The study of how machine learning provide “fair” results seems to be an area of research which is growing. A lot of the work seems to be around classification and its impact of decision making. For example in criminal justice, loan lending, school admissions.
Paper publications in this area
But in all of these cases, a definition of “fairness” is necessary. In this discussion we first look into how fairness is defined, look into some of the classification cases available in literature, and then relate those concepts to recommender system.
To be able to understand if a recommender is guilty of reinforced human bias, or it is being unfair, we should start by defining what is fair in the first place. At least in the area of classifiers, the concept of fairness revolves around the idea of algorithm being guilty of arbitrary, inconsistent or faulty decision making. These seem to be rather soft definitions. Arvind Narayanan tries to formalize this definition more concretely in this “21 fairness definition” tutorial“. In this work the author present the idea of statistical and societal bias, group fairness, individual fairness, provocations, ineffectiveness of blindness. All of these relate to general machine learning and thus recommenders.
As we can see many of these definitions of fairness apply to the core of the algorithms in machine learning, including recommendation systems.
Difference between an estimator’s expected value and the true value. As we have seen with out recommenders, bias can be an effect of the data being used to train our model. If the data is bias, then the results will be.
Do outcomes systematically differ between groups. The idea here is that outcomes should be independent of individuals being part of a group, but how do we define groups? By adding a feature to our recommender which by definitions will add the user/item to a group, we are already adding this unfairness. Contested groups are gender and race. In recommenders for instance we might be adding unfairness if we add either of these to our input list. In collaborative filtering, it would seem this has no effect since we are relating to users or items and not a gender or race classification. But if we think of a cold start and the first few user are from a certain group, our recommender would thus grown in an unfair way.
Refers to selecting thresholds for our decision making and how it is hard to select the same one for all individuals. Recommenders are by their nature applied to groups, of users or items. How do we account for the intricacies of individuals. In ML adding more features might help account for these details, but we also run into the risk of overfitting our model and not being able to generalize.
This is a topic which has received a fair amount of study. Alexandra Chouldechova provides a formal definition of fairness in classification by stating that: a score is test fair or well calibrated, if it reflects the same likelihood of outcome irrespective of an individuals or classification subject’s group membership.
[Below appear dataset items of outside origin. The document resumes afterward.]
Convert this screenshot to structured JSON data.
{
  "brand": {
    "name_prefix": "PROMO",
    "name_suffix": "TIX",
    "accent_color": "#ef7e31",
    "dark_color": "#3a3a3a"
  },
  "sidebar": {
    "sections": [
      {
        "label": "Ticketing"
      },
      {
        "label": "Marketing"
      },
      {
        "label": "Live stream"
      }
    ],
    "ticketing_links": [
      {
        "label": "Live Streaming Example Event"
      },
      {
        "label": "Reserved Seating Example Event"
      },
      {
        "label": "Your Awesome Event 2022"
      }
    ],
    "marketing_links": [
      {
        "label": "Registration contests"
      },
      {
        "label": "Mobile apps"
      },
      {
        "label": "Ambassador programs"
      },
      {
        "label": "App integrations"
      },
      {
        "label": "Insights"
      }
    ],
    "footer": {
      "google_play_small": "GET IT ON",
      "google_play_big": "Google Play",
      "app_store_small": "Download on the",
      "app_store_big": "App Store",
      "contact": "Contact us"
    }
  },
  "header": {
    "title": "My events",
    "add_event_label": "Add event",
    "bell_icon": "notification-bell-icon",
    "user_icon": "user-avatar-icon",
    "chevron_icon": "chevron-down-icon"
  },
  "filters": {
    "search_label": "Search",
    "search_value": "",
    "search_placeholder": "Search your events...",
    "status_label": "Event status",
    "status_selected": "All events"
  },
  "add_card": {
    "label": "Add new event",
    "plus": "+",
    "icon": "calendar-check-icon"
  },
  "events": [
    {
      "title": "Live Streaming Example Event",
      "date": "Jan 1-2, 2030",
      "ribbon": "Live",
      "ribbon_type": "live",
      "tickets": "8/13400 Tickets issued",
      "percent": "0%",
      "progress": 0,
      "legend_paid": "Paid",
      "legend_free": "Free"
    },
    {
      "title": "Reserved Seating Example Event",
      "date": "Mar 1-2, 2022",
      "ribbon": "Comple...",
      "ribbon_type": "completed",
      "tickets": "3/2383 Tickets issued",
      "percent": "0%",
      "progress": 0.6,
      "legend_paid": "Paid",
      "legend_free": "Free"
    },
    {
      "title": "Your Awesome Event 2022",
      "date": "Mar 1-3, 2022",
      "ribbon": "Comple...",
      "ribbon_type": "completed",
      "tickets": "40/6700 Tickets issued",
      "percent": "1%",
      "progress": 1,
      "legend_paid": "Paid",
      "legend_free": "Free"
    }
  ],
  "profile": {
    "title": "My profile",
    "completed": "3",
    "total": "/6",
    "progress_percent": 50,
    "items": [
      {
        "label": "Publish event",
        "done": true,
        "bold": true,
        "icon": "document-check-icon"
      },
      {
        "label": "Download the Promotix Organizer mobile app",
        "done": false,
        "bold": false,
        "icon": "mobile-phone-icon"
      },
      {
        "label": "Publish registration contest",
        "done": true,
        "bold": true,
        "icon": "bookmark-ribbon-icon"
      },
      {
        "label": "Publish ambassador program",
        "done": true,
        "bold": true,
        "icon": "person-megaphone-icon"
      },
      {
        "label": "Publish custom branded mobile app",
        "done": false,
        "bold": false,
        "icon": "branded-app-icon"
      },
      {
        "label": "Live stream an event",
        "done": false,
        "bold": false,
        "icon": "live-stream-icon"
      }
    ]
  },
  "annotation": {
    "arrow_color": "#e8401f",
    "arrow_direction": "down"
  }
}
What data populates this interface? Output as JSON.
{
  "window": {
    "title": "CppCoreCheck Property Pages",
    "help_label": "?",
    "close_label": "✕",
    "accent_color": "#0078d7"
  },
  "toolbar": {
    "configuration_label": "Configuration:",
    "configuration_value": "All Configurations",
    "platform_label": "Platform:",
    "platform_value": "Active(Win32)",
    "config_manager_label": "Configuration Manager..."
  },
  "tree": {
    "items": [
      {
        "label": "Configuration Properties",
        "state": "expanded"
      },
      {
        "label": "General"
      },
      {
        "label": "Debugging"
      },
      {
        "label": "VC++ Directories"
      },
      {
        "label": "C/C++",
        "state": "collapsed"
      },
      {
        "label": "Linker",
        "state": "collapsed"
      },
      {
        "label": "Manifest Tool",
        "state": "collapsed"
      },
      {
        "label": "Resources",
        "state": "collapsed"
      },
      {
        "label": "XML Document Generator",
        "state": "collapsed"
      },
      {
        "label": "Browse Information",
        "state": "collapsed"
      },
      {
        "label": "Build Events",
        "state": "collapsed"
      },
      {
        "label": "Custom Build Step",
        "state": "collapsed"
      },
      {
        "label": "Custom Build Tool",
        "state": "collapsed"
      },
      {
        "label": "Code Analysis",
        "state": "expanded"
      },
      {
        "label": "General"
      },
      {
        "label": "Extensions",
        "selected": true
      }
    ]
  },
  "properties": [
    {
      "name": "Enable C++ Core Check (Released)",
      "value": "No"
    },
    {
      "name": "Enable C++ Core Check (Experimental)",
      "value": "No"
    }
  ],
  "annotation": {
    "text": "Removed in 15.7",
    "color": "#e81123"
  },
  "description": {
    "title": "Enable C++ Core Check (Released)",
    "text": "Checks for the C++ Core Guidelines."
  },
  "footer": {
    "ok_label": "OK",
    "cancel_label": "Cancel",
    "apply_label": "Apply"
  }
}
This seems to be consistent with the definitions of fairness stated above. Her study is centered around re-incarceration. The figure below shows a graph of some of their findings.
As with any problem it is important to be able to measure the issue in order to be able to address it. Using pair wise comparisons is presented as a way to do this, with regularization being a way to ameliorate fairness. With pair wise comparisons, the fairness of a classifier is quantified by comparing either its false positive rate and/or false negative rate. Regularization is very common in ML, and the ALS algorithm is an example of a recommender which has a regularization term. The graph below shows how regularization has closed the gap between different groups in a recommender.
Following this pair-wise metric, three definitions of fairness are propossed:
“A model fθ with ranking formula g is considered to obey pairwise fairness if the likelihood of a clicked item being ranked above another relevant unclicked item is the same across both groups.”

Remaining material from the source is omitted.